What does this have to do with Christian spiritual formation? The human person is not merely a soul housed in a body. Our bodies and souls are unified. If our bodies suffer, so do our souls. We cannot neglect the body in pursuit of spiritual growth. In fact, neglecting our bodies necessarily impedes our spiritual growth. Everything we do in our lives, including the practices of spiritual formation, we do in and with our bodies. If our bodies are not sufficiently rested, our energies will be diminished and our ability to pray, read the Bible, enter solitude or memorize Scripture will be minimized.

The focus of this chapter has been to show how spiritual formation is a combination of our action and God’s action. We must do something, but we rely on God to provide what is needed in order to change. Sleep is a perfect example of the combination of discipline and grace. You cannot make yourself sleep. You cannot force your body to sleep. Sleep is an act of surrender. It is a declaration of trust. It is admitting that we are not God (who never sleeps), and that is good news. We cannot make ourselves sleep, but we can create the conditions necessary for sleep.

I have stressed that the disciplines are not ways to earn anything from God, but wise practices that allow God to teach, train and heal us. Sleep, therefore, is a kind of “anti-discipline” discipline. Begin with this exercise and continue practicing it throughout the time you work through this material (and, I hope, for the rest of your life). You will never come to a point where you are above the need for adequate sleep.

THE DISCIPLINE OF SLEEP

At least one day this week sleep until you cannot sleep any more. If you need to, find a day when you can sleep in. Your aim is to sleep, or to stay in bed, until you can finally say, I am completely rested. I do not need to sleep or stay in bed a minute longer. You may need to solicit the help of others if you have family members who need your care.

If you are unable to do this exercise, try another: aim to get at least seven hours of sleep at least three times this week. This may require going to bed earlier than usual. The following are some tips to help you fall asleep8:

  1. 1. Go to sleep at a consistent time each night.

  2. 2. Try not to engage in activities that increase stress (such as, perhaps, watching TV or spending time on the computer) right before bedtime.

  3. 3. If you are affected by stimulants (caffeine, spicy foods) avoid them in the evening.

  4. 4. Do not force yourself to fall asleep. If you do not feel drowsy, read a book, meditate on a psalm, listen to soft music, or sit up and gaze out your window until you do feel drowsy, and then go back to bed.

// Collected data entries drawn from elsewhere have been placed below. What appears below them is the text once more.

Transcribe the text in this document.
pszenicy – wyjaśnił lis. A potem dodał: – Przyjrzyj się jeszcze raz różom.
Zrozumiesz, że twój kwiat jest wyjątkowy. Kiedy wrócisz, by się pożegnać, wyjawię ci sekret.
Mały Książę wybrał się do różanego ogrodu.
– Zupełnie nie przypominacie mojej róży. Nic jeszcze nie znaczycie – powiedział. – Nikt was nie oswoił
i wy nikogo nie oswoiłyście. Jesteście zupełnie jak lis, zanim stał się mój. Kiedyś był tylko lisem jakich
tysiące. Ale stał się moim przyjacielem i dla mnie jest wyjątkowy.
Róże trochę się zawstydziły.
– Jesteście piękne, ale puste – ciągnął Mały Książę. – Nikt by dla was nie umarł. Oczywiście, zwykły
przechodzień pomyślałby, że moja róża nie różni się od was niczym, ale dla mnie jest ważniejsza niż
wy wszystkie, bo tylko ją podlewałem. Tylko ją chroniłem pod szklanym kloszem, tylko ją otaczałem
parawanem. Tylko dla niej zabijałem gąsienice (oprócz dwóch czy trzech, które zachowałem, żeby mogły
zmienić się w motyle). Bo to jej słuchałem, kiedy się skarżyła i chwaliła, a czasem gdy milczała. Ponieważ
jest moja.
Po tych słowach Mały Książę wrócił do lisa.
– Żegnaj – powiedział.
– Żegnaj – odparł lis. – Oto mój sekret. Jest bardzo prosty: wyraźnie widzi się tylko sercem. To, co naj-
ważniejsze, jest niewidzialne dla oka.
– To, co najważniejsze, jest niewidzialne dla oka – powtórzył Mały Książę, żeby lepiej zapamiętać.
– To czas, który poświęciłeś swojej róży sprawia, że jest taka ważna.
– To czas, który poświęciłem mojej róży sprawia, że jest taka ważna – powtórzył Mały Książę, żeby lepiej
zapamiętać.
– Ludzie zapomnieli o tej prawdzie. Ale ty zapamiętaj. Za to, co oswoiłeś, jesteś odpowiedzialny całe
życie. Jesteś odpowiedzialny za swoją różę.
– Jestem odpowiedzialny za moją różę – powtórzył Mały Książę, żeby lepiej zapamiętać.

Until your body is ready for sleep, tossing and turning in bed will not work.

  5. 5. If you awaken in the middle of the night, but do not have to get up, stay in bed. Give your body a chance to fall back asleep.

Even with these tips you might still have trouble getting sufficient sleep. If so, it might be helpful to consult your doctor to see if there is a medical explanation. You could also see a sleep expert for more advice, or perhaps visit a counselor or therapist to see if there is an underlying emotional problem that might be hindering you from sleeping.

FOR REFLECTION

Whether you are going through this material alone or with others, the following questions might be helpful as you reflect on your experience. Either way, it might be a good idea to answer these questions in your journal. If you are meeting with a group, bring your journal with you to help you remember your insights as you share your experiences.

  1. 1. Were you able to practice the discipline of sleep this week? If so, describe what you did and how you felt about it.

  2. 2. What, if anything, did you learn about God or yourself through the exercise?